Bolivian Coup Carried Out by Country’s Military and Police Forces

Far Right-Wing Leader Put in Place to Replace Evo Morales

By: Sammy Quarrato

Áñez Chávez brings the Bible while announcing her legitimacy. Credit:

The former President of Bolivia, Evo Morales, has been forced to resign due to the military and police force of the country suggesting that he should step down.

This was due to many reasons, but the main scapegoat used was during the 2019 election of Bolivia in which votes were quickly counted from the urban areas.

83.85% of the votes had been counted with Morales having 45.71% and Mesa with 37.84%. If these were the final results, an obligated second round would have taken place.

There were still votes being counted during the quick count and the vast majority of those ballots were in rural areas where Morales had most of his support due to him being the first indigenous president of a mostly indigenous country. That specific demographic dominates the rural parts of Bolivia.

Electoral authorities eventually temporarily ended the quick count which is not the official count that is constitutionally recognized. 

Therefore, it is not the legitimate count but one that gives information to the people and the media on how the official election results may look like.

The electoral authorities eventually had to suspend the quick count and restart it again due to the pressure from the Bolivian media alongside the political party of former President Mesa which is the Civic Community Party.

What eventually occurred was that the electoral authorities were 95% done with the quick count and it showed that President Morales was slightly above 10% ahead of Mesa. This meant that if this trend continued in the official vote, it would indicate that a second round wouldn’t be required as stated in the Bolivian Constitution. 

If a candidate gets more than 50% of the vote or 10% more than the second place candidate, no second round was necessary. 

This is where the controversy basically skyrocketed. Before the election, Evo Morales attempted to abolish term limits in order to run for another term in office.

He did this by calling for a referendum where the Bolivian population barely voted against the idea.

Despite that, the Supreme Court of Bolivia declared that it was no longer unconstitutional to not have term limits for a sitting president which allowed Evo Morales to run in this election where the media misunderstood that the quick count was not the official count.
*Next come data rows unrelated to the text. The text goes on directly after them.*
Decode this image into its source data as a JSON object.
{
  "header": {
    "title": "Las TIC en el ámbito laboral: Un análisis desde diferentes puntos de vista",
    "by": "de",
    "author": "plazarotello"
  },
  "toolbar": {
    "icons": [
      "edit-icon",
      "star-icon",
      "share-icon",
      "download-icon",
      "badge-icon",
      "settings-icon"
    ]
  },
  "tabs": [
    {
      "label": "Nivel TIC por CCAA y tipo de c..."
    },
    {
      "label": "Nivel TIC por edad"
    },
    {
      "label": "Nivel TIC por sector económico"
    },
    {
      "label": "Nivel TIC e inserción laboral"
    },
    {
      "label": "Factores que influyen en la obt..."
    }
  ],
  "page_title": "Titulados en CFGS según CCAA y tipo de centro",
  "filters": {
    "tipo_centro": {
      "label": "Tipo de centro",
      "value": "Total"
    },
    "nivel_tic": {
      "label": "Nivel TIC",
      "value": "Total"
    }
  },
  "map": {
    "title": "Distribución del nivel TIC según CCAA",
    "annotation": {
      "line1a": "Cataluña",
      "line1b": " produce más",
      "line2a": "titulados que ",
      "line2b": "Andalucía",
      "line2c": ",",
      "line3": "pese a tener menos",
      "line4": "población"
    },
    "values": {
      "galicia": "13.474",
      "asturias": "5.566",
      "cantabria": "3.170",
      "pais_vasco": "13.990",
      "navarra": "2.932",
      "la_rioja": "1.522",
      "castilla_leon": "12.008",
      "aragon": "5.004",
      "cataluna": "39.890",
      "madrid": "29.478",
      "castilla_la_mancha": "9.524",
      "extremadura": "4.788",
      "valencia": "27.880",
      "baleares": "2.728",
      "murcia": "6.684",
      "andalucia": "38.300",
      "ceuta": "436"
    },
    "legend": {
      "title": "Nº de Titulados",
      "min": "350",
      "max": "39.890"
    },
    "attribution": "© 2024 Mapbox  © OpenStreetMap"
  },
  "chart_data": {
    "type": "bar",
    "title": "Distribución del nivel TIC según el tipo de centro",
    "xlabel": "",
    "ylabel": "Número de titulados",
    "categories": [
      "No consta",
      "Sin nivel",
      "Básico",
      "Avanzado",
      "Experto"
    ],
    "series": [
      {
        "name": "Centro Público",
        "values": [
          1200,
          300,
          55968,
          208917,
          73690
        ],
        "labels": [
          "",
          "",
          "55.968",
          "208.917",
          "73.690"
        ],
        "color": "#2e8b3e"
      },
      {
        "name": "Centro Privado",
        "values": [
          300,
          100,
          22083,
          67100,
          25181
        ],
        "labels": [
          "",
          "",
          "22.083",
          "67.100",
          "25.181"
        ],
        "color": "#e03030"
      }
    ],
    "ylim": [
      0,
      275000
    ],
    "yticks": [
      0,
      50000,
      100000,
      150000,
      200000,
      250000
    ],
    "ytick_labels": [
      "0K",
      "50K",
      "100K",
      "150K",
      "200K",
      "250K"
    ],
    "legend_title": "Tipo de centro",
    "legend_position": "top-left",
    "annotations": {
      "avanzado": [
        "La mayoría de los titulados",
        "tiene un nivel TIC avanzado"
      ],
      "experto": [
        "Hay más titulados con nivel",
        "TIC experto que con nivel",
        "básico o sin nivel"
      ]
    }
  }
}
Protests and riots erupted in the streets of Bolivian cities when the opposition and the media were stating that this was definitely election fraud despite almost all the polls saying that he was bound to win.

This lead directly to the situation that the country has right now which is the military and police have turned against Morales and forced him to resign.

Mind you, Morales already won an election previously while the opposition stated it wasn’t a fair election and demanded a re-match. He complied despite being in a position of power where he could’ve possibly silence his opponents or do anything else unethical, but he didn’t.

The Bolivian government is required to have a president put in place to finish the previous one’s term until the next election cycle which won’t be happening until April 2020.

Áñez Chávez was next in the line of succession, a far right-wing ultra-Christian who is part of the Democrat Social Movement, a political party that won 5% of the vote in the 2019 election.

There were 50 individuals who stepped down who were part of Morales’ political party and it went down to the Opposition Leader, a woman who said that she wanted the ‘Indians’ to get away from the cities with their ‘satanic indigenous rituals’ and that they should stay in the Highlands or Chaco.

She also brought a giant bible before taking office and stated that “God has allowed the Bible to come back into the [presidential] palace. May he bless us.”

She now has half a year to stay in office and do away with her predecessors’ work and policies until the next election. She is most likely to lose especially with her unpopular political positions and negative comments based off the indigenous people, which make up a little more than half of the population.

The next election in Bolivia, unless rigged, will show just how much the population of Bolivia is politically against someone such as Áñez Chávez.